Either we copy the set to make it a mutable copy or wrap it in an unmodifiable wrapper or we do an immutable copy.

imDaniX commented 2 months ago

Should this be unmodifiable/a copy tho? The javadoc sentence Entities can have no more than 1024 tags. seems to imply that you can* add tags. I feel like this should be rather return a set that delegates everything to the underlying set, but overrides add and addAll methods, like

@Override
public boolean add(String tag) {
    return entity.addScoreboardTag(tag);
}

@Override
public boolean addAll(@NotNull Collection<? extends String> tags) {
    boolean edited = false;
    for (String tag : tags) {
        edited = entity.addScoreboardTag(tag) || edited;
    }
    return edited;
}
Machine-Maker commented 2 months ago

Not super opposed to that solution. But I'm not sure that the sentence you quoted does imply that. It just seems unlikely that was the intention when there is also an "add" method right next to the getScoreboardTags method. In general I don't think its good to have add/remove methods as well as expose a mutable set which can just take the place of those add/remove methods.

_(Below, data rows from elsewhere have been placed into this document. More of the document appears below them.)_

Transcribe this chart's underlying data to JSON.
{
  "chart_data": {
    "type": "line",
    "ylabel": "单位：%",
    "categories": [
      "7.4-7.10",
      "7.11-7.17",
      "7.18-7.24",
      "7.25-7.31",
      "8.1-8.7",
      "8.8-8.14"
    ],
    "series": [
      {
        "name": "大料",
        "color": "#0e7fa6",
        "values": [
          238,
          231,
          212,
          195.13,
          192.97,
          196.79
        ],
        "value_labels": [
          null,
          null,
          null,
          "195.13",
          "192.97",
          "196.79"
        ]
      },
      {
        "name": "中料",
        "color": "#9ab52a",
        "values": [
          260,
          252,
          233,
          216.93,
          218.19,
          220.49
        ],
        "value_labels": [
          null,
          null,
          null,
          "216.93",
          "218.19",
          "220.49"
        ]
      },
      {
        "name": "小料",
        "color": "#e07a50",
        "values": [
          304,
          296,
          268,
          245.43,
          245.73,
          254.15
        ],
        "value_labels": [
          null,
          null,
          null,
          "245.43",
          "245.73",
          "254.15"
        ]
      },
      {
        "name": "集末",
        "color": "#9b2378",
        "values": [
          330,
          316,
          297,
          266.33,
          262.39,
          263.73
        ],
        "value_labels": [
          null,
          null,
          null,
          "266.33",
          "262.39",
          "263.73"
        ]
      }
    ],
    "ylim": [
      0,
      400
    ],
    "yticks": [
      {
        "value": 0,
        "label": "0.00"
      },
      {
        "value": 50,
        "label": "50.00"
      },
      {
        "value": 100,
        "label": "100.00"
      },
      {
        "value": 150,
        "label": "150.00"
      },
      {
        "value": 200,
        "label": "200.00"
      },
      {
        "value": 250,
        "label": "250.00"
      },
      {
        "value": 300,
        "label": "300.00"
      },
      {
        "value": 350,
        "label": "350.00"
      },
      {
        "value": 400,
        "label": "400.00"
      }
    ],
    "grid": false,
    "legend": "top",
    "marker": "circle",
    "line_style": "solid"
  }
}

lynxplay commented 2 months ago

I agree with machine that the javadocs are very open to interpretation in regards to the returned set being mutable. However, this API has existed for so long and is an upstream API as well, that we obviously cannot just return an unmodifiable set.

I think we'd indeed be best of to wrap the returned set in a form of delegating wrapper. We can already start potentially printing nags that this behaviour is strongly discouraged and "deprecated for removal". Not that we can remove it until hardfork, but a heads up warning via nag may be a useful addition to danix's suggestion.